Voting discrimimation isn’t a thing of the past
Voting discrimimation isn't a thing of the past
Republicans aren’t what they used to be.
Take House Judiciary Chairman Bob Goodlatte (R-VA) for example. Just yesterday, he notified the press that Congress won’t move to restore the Voting Rights Act because the discrimination the new law seeks to eliminate is “very old,” a thing of the past. The congressman could use a refresher course in American history, or at least a visit from the ghosts of representatives and senators past.
As many recall, the Supreme Court voted 5-4 last year in Shelby County v. Holder to gut a key provision in the Voting Rights Act that for decades required states and jurisdictions with histories of discrimination to submit their proposed voting changes to a federal body for review before implementation. The law had prevented thousands of discriminatory practices, as determined by a federal appeals court or the Department of Justice, from being put into place and disenfranchising eligible Americans.

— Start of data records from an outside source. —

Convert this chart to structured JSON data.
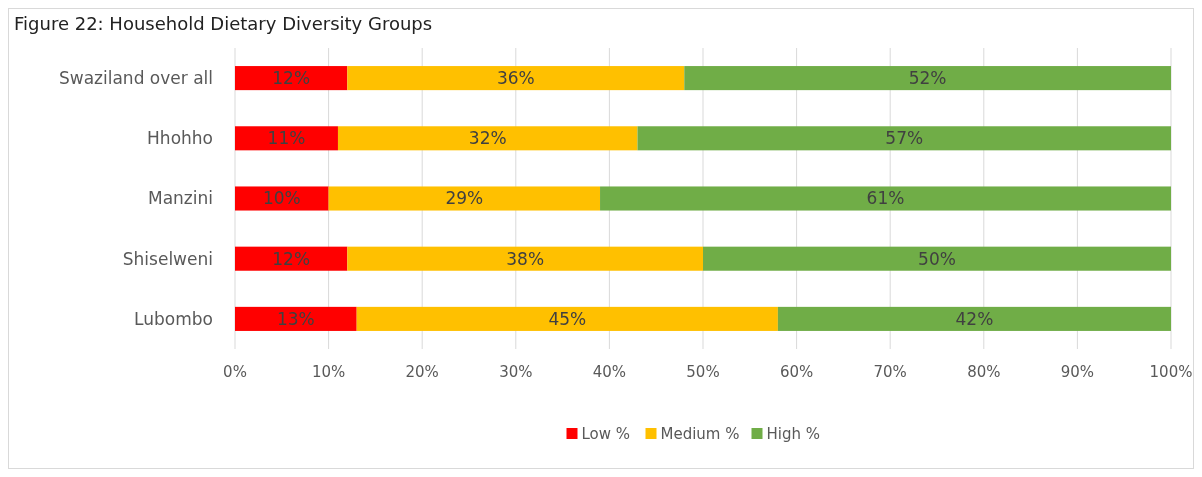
{
  "chart_data": {
    "type": "bar",
    "title": "Figure 22: Household Dietary Diversity Groups",
    "orientation": "horizontal",
    "stacked": true,
    "categories": [
      "Swaziland over all",
      "Hhohho",
      "Manzini",
      "Shiselweni",
      "Lubombo"
    ],
    "series": [
      {
        "name": "Low %",
        "color": "#ff0000",
        "values": [
          12,
          11,
          10,
          12,
          13
        ],
        "value_labels": [
          "12%",
          "11%",
          "10%",
          "12%",
          "13%"
        ]
      },
      {
        "name": "Medium %",
        "color": "#ffc000",
        "values": [
          36,
          32,
          29,
          38,
          45
        ],
        "value_labels": [
          "36%",
          "32%",
          "29%",
          "38%",
          "45%"
        ]
      },
      {
        "name": "High %",
        "color": "#70ad47",
        "values": [
          52,
          57,
          61,
          50,
          42
        ],
        "value_labels": [
          "52%",
          "57%",
          "61%",
          "50%",
          "42%"
        ]
      }
    ],
    "xlim": [
      0,
      100
    ],
    "xticks": [
      {
        "value": 0,
        "label": "0%"
      },
      {
        "value": 10,
        "label": "10%"
      },
      {
        "value": 20,
        "label": "20%"
      },
      {
        "value": 30,
        "label": "30%"
      },
      {
        "value": 40,
        "label": "40%"
      },
      {
        "value": 50,
        "label": "50%"
      },
      {
        "value": 60,
        "label": "60%"
      },
      {
        "value": 70,
        "label": "70%"
      },
      {
        "value": 80,
        "label": "80%"
      },
      {
        "value": 90,
        "label": "90%"
      },
      {
        "value": 100,
        "label": "100%"
      }
    ],
    "grid": "x",
    "legend": "bottom"
  }
}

Despite the law’s effectiveness – and even though Chief Justice Roberts acknowledged in the Shelby Co. v. Holder opinion that racism still pervades – the Court eliminated the most effective process this country has seen for prohibiting discriminatory practices at the polls.
Since Shelby, a number of states and localities have passed laws eliminating reforms that increase turnout and, instead imposing new obstacles to the ballot box. This point is particularly clear with respect to the photo ID laws spreading like wildfire across the country: when obtaining an ID costs $75 to $175, those with less disposable income and transportation – people of color, seniors, students, veterans, and those with disabilities – are shut out of democracy.
As federal appeals Judge Richard Posner recently noted in dissenting from the 7th Circuit’s upholding of Wisconsin’s photo ID law, (later stayed by the Supreme Court) “There is only one motivation for imposing burdens on voting that are ostensibly designed to discourage voter-impersonation fraud, if there is no actual danger of such fraud, and that is to discourage voting by persons likely to vote against the party responsible for imposing the burdens.” If Judge Posner – one of the most conservative judges on the appeals bench – sees the discriminatory effect of these new laws, our elected representatives in Congress can’t afford not to respond. The restrictive laws passed in North Carolina, Texas, Ohio, and elsewhere in recent years have depressed turnout by people of color, as noted by the Government Accountability Office. Unless these practices are reined in by an overseeing body, they will surely continue. Indeed, these discriminatory proposals are already popping up as state legislatures across the country convene for 2015.
Rep. Goodlatte also would be well advised to consult with his party colleague, Wisconsin Rep. Jim Sensenbrenner. Sensenbrenner, along with House Democrats and 10 other House Republicans, saw the need last year to restore the Voting Rights Act through legislation with a more modern, and flexible approach, that comports with the Supreme Court’s instructions in Shelby County. It’s the sort of legislation we need to prevent further anti-voter laws from taking hold before the next election.
Goodlatte might also want to review his own record. In 2006, he and most of his Republican colleagues in the House (and every Senate Republican), voted to reauthorize the law. Once it passed both chambers, then-President George W. Bush, also a Republican, thanked congressional members for their work and signed it into law. What a different landscape we see today.
As we celebrate the life of Dr. Martin Luther King, who dedicated himself to ensuring that all eligible Americans had equal access to the ballot box and an equal say in how this country is run – we ask our Representatives and Senators to revisit the matter. Constituents can tell them about the discrimination that persists in their home states. Rep. Goodlatte need only turn on the television to see the hundreds of thousands of Americans who have been marching to declare that “Black lives matter” and that we can’t tolerate anyone being treated as a second-class citizen.
Our current Congress must follow the example of its predecessors and as a matter of morality and not just politics as usual, reinvigorate the Voting Rights Act. “For this Nation to remain true to its principles, we cannot allow any American’s vote to be denied, diluted, ore defiled. The right to vote is the crown jewel of American liberties, and we will not see its luster diminished,” a famous American once declared. Those words could very well have come from Dr. King. But they didn’t – they were Ronald Reagan’s.